The players were then given the chance to put some of the techniques into practice in various mock disaster scenarios, planning a refugee camp to accommodate disaster survivors and rescuing live casualties buried beneath rubble or trapped in overturned cars – our own Pete Dunning and Jazz Williams, as it happened.

England girls 'rescue' our Jazz

England girls 'rescue' our Jazz

They soon showed why they are the World champions, quickly mastering their tasks  - that's the Red Roses, not Pete and Jazz, although they were pretty good too.

Head coach Simon Middleton, who joined in the exercises, said of his team: "It doesn't surprise me. The great thing about these girls is that they cope. They are adaptable and resilient and still they perform.

The Red Roses extricate their 'casualty'

The Red Roses extricate their 'casualty'

"If you said to them now, 'We're booking into a 5-star hotel tonight and you don't have to get up tomorrow until 9am', then that would be their preference, but when you say, 'You'll be staying in a field again and getting up at 5.30am,' they just crack on."

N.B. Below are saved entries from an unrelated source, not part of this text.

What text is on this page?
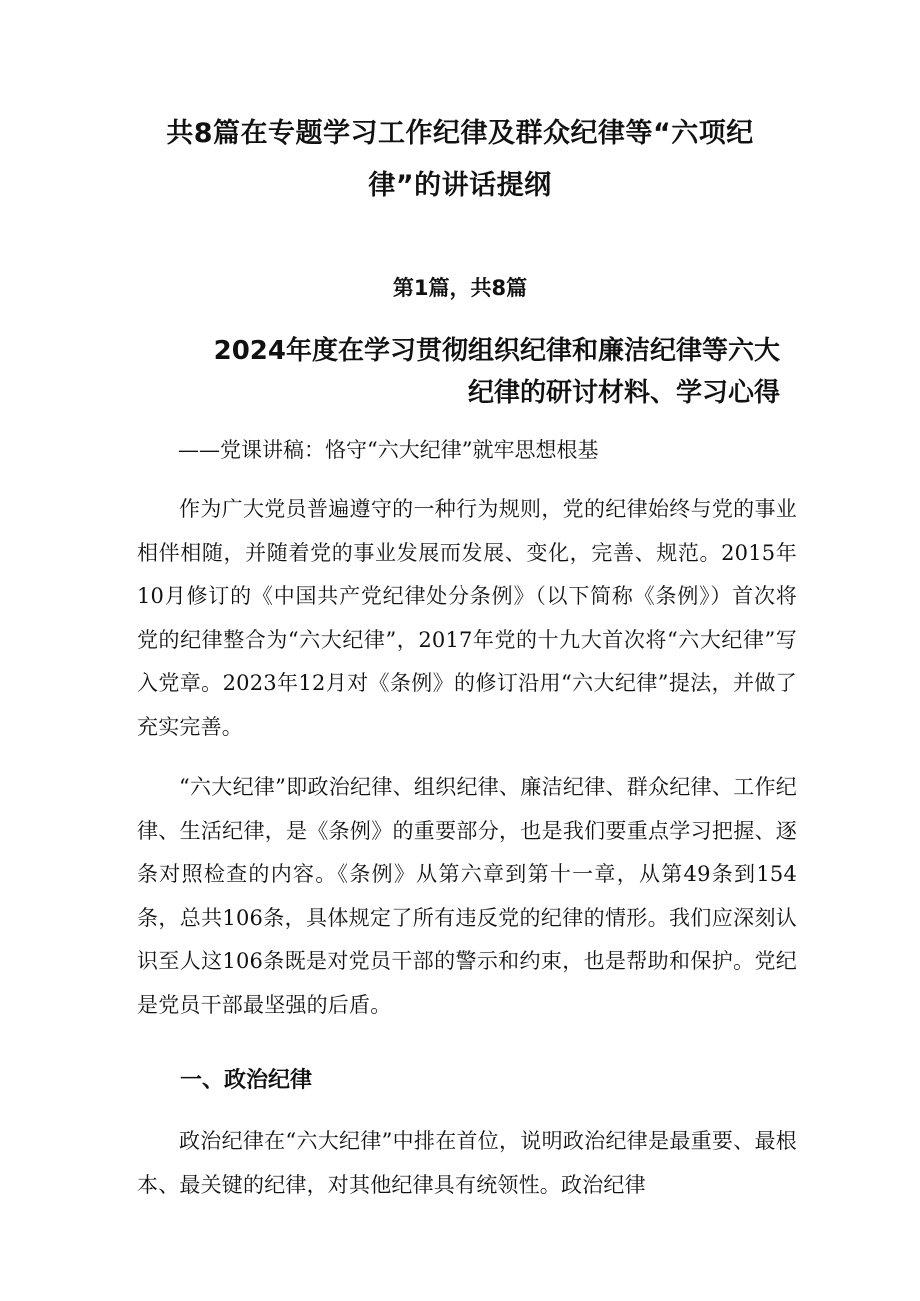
共8篇在专题学习工作纪律及群众纪律等“六项纪
律”的讲话提纲
第1篇，共8篇
2024年度在学习贯彻组织纪律和廉洁纪律等六大
纪律的研讨材料、学习心得
——党课讲稿：恪守“六大纪律”就牢思想根基
作为广大党员普遍遵守的一种行为规则，党的纪律始终与党的事业相伴相随，并随着党的事业发展而发展、变化，完善、规范。2015年10月修订的《中国共产党纪律处分条例》（以下简称《条例》）首次将党的纪律整合为“六大纪律”，2017年党的十九大首次将“六大纪律”写入党章。2023年12月对《条例》的修订沿用“六大纪律”提法，并做了充实完善。
“六大纪律”即政治纪律、组织纪律、廉洁纪律、群众纪律、工作纪律、生活纪律，是《条例》的重要部分，也是我们要重点学习把握、逐条对照检查的内容。《条例》从第六章到第十一章，从第49条到154条，总共106条，具体规定了所有违反党的纪律的情形。我们应深刻认识至人这106条既是对党员干部的警示和约束，也是帮助和保护。党纪是党员干部最坚强的后盾。
一、政治纪律
政治纪律在“六大纪律”中排在首位，说明政治纪律是最重要、最根本、最关键的纪律，对其他纪律具有统领性。政治纪律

Winger Lydia Thompson, who scored one of the tries against Spain, said after her Serve On weekend: "It's been a journey, to say the least! There have been some really realistic and eye-opening challenges that we have been set and that's great because you really don't know what's going to happen over this next journey (the World Cup campaign).

"Maybe the venues will change or the team is not quite what you thought they were going to be, so it's about being adaptable and just going, 'Right, let's go back to what we do best.'

"We have seen people bring their strengths and what they do well, and lead us, and it's been very good for learning a lot about what we can offer as a team."

Our IRT Operations Director, Dan Cooke said:  "Anything other than winning the World Cup will be regarded as failure, so this squad knows all about pressure, but hopefully we were able to create some different pressure situations for them.

"We really like to work alongside high-performing international teams because we try in what we do to make a difference to people's lives and we know how sport can do that too.

"We can tailor these experiences to suit the training aims of the teams we work with but we can learn a lot from them too. This group were a stand-out example of the way the best players adapt and learn from different situations and it was a privilege to work with them.

"All of our guys were hugely impressed by the way they quickly grasped what we were teaching them and absolutely nailed every task we set them.

"They have an outstanding set of values not always seen in elite sport, and they stick to them. How they perform on the pitch is about more than just fast running and tackling, it is about representing England and their sport and, indeed, women's sport, and they are outstanding role models."

The rescue is almost complete

The rescue is almost complete

Dan added: “There were a number of the squad members saying they were interested in doing this type of work either when they’re between World Cups or when they stop playing top flight sport.

“They recognised parallels in the teamwork and achieving success when it matters and means something.

“If I’m honest, we were all hugely inspired by these people.”